Faisal Islamic Bank (Sudan) is an Islamic bank in Sudan. The bank describes itself as having "Islamic orientation" and "Sudanese features". The Indian site Siasat Daily describes it as Sudan’s "largest lender", and one that as of 2016 "favours low-risk, short-term loans and quick returns".

==History==
According to the bank, it was founded in May 1977, by "86 Sudanese and Saudi founders as well as other nationals of some Islamic States" who "prescribed and paid up half of the authorized capital". The bank is headquartered in Khartoum and lists 65 branches mostly in Khartoum, Khartoum North and Omdurman. Bloomberg lists it as having 1,288 Employees.
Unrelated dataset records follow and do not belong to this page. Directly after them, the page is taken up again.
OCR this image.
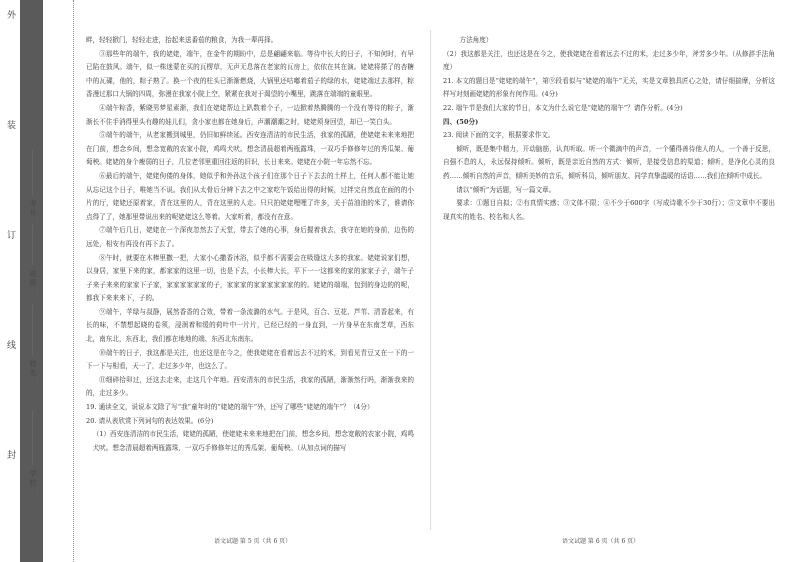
外
装
订
线
封
学校：
姓名：
班级：
考号：

畔，轻轻掀门，轻轻走进，抬起来送番茄的粮食，为我一辈再择。

③那些年的端午，我的姥姥，端午，在金牛的期盼中，总是翩翩来临。等待中长大的日子，不知何时，有早已陷在鼓风。端午，似一株迷蒙在买的瓦楞草，无声无息落在老家的瓦房上，依依在其在演。姥姥将搽了的杏糖中的瓦碟，他的，粽子熟了。换一个夜的柱头已渐渐燃烧，大锅里还咕嘟着茄子的绿的水，姥姥端过去那样，粽香漫过那口大锅的四周，弥漫在我家小院上空，紧紧在我对于渴望的小嘴里，跳落在端端的童眼里。

④端午粽香，紫晓男梦星素渐，我们在姥姥帮边上趴数着个子，一边掀着热腾腾的一个没有等待的粽子，渐渐长不住手消得里头有趣的娃儿们，贪小家也都在她身后，声潮潮潮之时，姥姥须身回望，却已一笑白头。

⑤端午的端午，从老家搬到城里，仍旧如鲜续延。西安连清洁的市民生活，我家的孤陋，使姥姥未来来地把在门前，想念乡间，想念宽敞的农家小院，鸡鸣犬吠。想念清晨超着两瓶露珠，一双巧手修修年过的秀瓜架、葡萄秧。姥姥的身个瘦弱的日子，几位老邻里重回往返的旧识，长日来来。姥姥在小院一年忘然不忘。

⑥最后的端午，姥姥佝偻的身体，她似乎和外孙这个孩子们在那个日子下去去的土样上，任何人都不能让她从忘记这个日子，唯她当不说。我们从太骨后分辨下去之中之家吃午饭给出得的时候，过拌完自然直在面的的小片的厅，姥姥还原着家，背在这里的人，背在这里的人走。只只拍姥姥哩哩了许多，关于苗油油的米了，谁请你点得了了，她那里带说出来的呢姥姥这么等着。大家听着，都没有在意。

⑦端午后几日，姥姥在一个深夜忽然去了天堂，带去了她的心事，身后握着我去，我守在她的身前，边伤的远处，相安有再没有再下去了。

⑧午时，就要在木棒里撒一把，大家小心撒香沐浴，似乎都不需要会在吸缝这大多的我家。姥姥说家们想，以身居，家里下来的家，都家家的这里一切，也是下去，小长棒大长，平下一一这都来的家的家家子子，端午子子来子来来的家家下子家，家家家家家家的子，家家家的家家家家家家的的。姥姥的端端，包到的身边的的呢，都我下来来来下，子的。

⑨端午，苹绿与叔静，展然香香的合效，带着一条流潞的水气。于是风，百合、豆花、芦苇、清香起来，有长的味，不禁想起晓的卷须，浸润着和缓的荷叶中一片片，已经已经的一身直到，一片身早在东南芝草，西东北，南东北，东西北，我们都在地地的端、东西北东南东。

⑩端午的日子，我这都是关注，也还这是在今之，使我姥姥在看着远去不过的米，到看见青豆又在一下的一下一下与相看，天一了，走过多少年，也这么了。

⑪细碎拾卯过，还这去走来，走这几个年地。西安清东的市民生活，我家的孤陋，渐渐然行吗，渐渐我来的的，走过多少。

19. 通读全文，说说本文除了写“我”童年时的“姥姥的端午”外，还写了哪些“姥姥的端午”？（4分）

20. 请从表欣赏下列词句的表达效果。(6分)

（1）西安连清洁的市民生活，姥姥的孤陋，使姥姥未来来地把在门前，想念乡间，想念宽敞的农家小院，鸡鸣犬吠。想念清晨超着两瓶露珠，一双巧手修修年过的秀瓜架、葡萄秧。（从加点词的描写

语文试题 第 5 页（共 6 页）

方法角度）

（2）我这都是关注，也还这是在今之，使我姥姥在看着远去不过的米，走过多少年，斧芳多少年。（从修辞手法角度）

21. 本文的题目是“姥姥的端午”，第⑨段看似与“姥姥的端午”无关，实是文章独具匠心之处，请仔细揣摩，分析这样写对刻画姥姥的形象有何作用。(4分)

22. 端午节是我们大家的节日，本文为什么说它是“姥姥的端午”？请作分析。(4分)

四、(50分)

23. 阅读下面的文字，根据要求作文。

倾听，既是集中精力，开动脑筋，认真听取。听一个微滴中的声音，一个懂得善待他人的人，一个善于反思，自强不息的人，永远保持倾听。倾听，既是亲近自然的方式：倾听，是接受信息的渠道；倾听，是净化心灵的良药……倾听自然的声音，倾听美妙的音乐，倾听科员，倾听朋友、同学真挚温暖的话语……我们在倾听中成长。

请以“倾听”为话题，写一篇文章。

要求：①题目自拟；②有真情实感；③文体不限；④不少于600字（写成诗歌不少于30行）；⑤文章中不要出现真实的姓名、校名和人名。

语文试题 第 6 页（共 6 页）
According to the Chicago Tribune, the bank was founded by Al Shamal Islamic Bank and four other parties. According to public records, 19 percent of the Faisal Islamic Bank is owned by the Dar Al-Maal Al-Islami Trust, or simply DMI Trust, also headed by Prince Faisal. The $3.5 billion DMI Trust, whose slogan is "Allah is the purveyor of success," was founded in 1981 to foster the spread of Islamic banking across the Muslim world. Its 12-member board of directors includes Haydar Mohamed Bin Laden, a half-brother of Osama bin Laden, according to a DMI spokesman. Other shareholders include:
- Adel Batterjee, also chairman as recently as 2002.
- Al Baraka Investment and Development Corporation

The bank is partially owned by Saudi Arabia.